At its beginning in 2007, the Southern Movement in South Yemen was a loose merger of different people, most of them former army personnel and state employees of the People’s Democratic Republic of Yemen (PDRY) who were forced from their jobs after the war in 1994, only four years after the unification between the PDRY and the Yemen Arab Republic.

This bold ethnographic account of a persistent Arab uprising, in a rarely studied corner of the Middle East, explores why the Southern Movement has grown so tremendously during the last decade, and how it developed from a primarily social movement demanding social rights into a mass protest movement claiming independence for a state that had long vanished from the world map. Anne-Linda Amira Augustin asks why so many young people born after 1990 joined the movement and demanded the re-establishment of a state that they had never themselves experienced.

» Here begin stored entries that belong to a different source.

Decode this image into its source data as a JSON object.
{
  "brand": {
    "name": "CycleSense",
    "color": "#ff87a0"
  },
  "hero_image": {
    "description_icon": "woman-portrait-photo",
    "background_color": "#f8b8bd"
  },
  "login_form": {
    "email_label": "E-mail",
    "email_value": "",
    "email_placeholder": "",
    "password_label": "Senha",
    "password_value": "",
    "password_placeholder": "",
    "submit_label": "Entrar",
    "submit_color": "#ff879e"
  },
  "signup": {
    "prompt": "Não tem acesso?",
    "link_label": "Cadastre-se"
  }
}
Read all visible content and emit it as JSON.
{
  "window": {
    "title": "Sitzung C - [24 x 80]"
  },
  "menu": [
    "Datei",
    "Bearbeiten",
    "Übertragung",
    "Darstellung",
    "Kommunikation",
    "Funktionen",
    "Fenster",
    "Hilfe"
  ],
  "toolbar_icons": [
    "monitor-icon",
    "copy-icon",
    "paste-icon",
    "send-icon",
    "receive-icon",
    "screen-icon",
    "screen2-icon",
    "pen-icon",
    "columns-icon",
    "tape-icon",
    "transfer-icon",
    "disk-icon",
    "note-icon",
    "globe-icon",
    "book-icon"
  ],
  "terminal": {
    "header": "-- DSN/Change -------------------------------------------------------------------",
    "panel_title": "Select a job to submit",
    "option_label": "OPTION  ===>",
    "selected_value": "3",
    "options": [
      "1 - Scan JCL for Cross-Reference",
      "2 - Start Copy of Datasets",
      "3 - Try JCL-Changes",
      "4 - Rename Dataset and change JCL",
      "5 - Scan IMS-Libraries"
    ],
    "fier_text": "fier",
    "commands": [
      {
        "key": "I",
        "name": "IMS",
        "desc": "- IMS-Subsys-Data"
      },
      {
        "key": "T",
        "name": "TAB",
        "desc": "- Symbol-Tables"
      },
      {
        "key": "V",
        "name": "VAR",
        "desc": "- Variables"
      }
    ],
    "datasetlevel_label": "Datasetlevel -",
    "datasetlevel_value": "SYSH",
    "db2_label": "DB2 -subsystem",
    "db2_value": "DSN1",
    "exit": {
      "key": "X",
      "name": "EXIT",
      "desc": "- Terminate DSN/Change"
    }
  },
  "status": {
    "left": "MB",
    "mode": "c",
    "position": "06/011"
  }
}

At the core of South Yemeni resistance lies the transmission from generation to generation of a dominant counternarrative, which may be seen as the continuation and rehabilitation of the PDRY’s national narrative. This narrative, amplified through everyday communication in families and neighborhoods, but also by media-makers, journalists, school and university teachers, civil society actors, and by the movement’s activists, opposes the national-unity narrative of the Republic of Yemen and intensifies the demands for an independent state.

Anne-Linda Amira Augustin is a political advisor to the European Representative Office of the Southern Transitional Council, a non-resident scholar at the Middle East Institute in Washington, DC, and a board member of the Academic Forum Muhammad Ali Luqman in Berlin, Germany.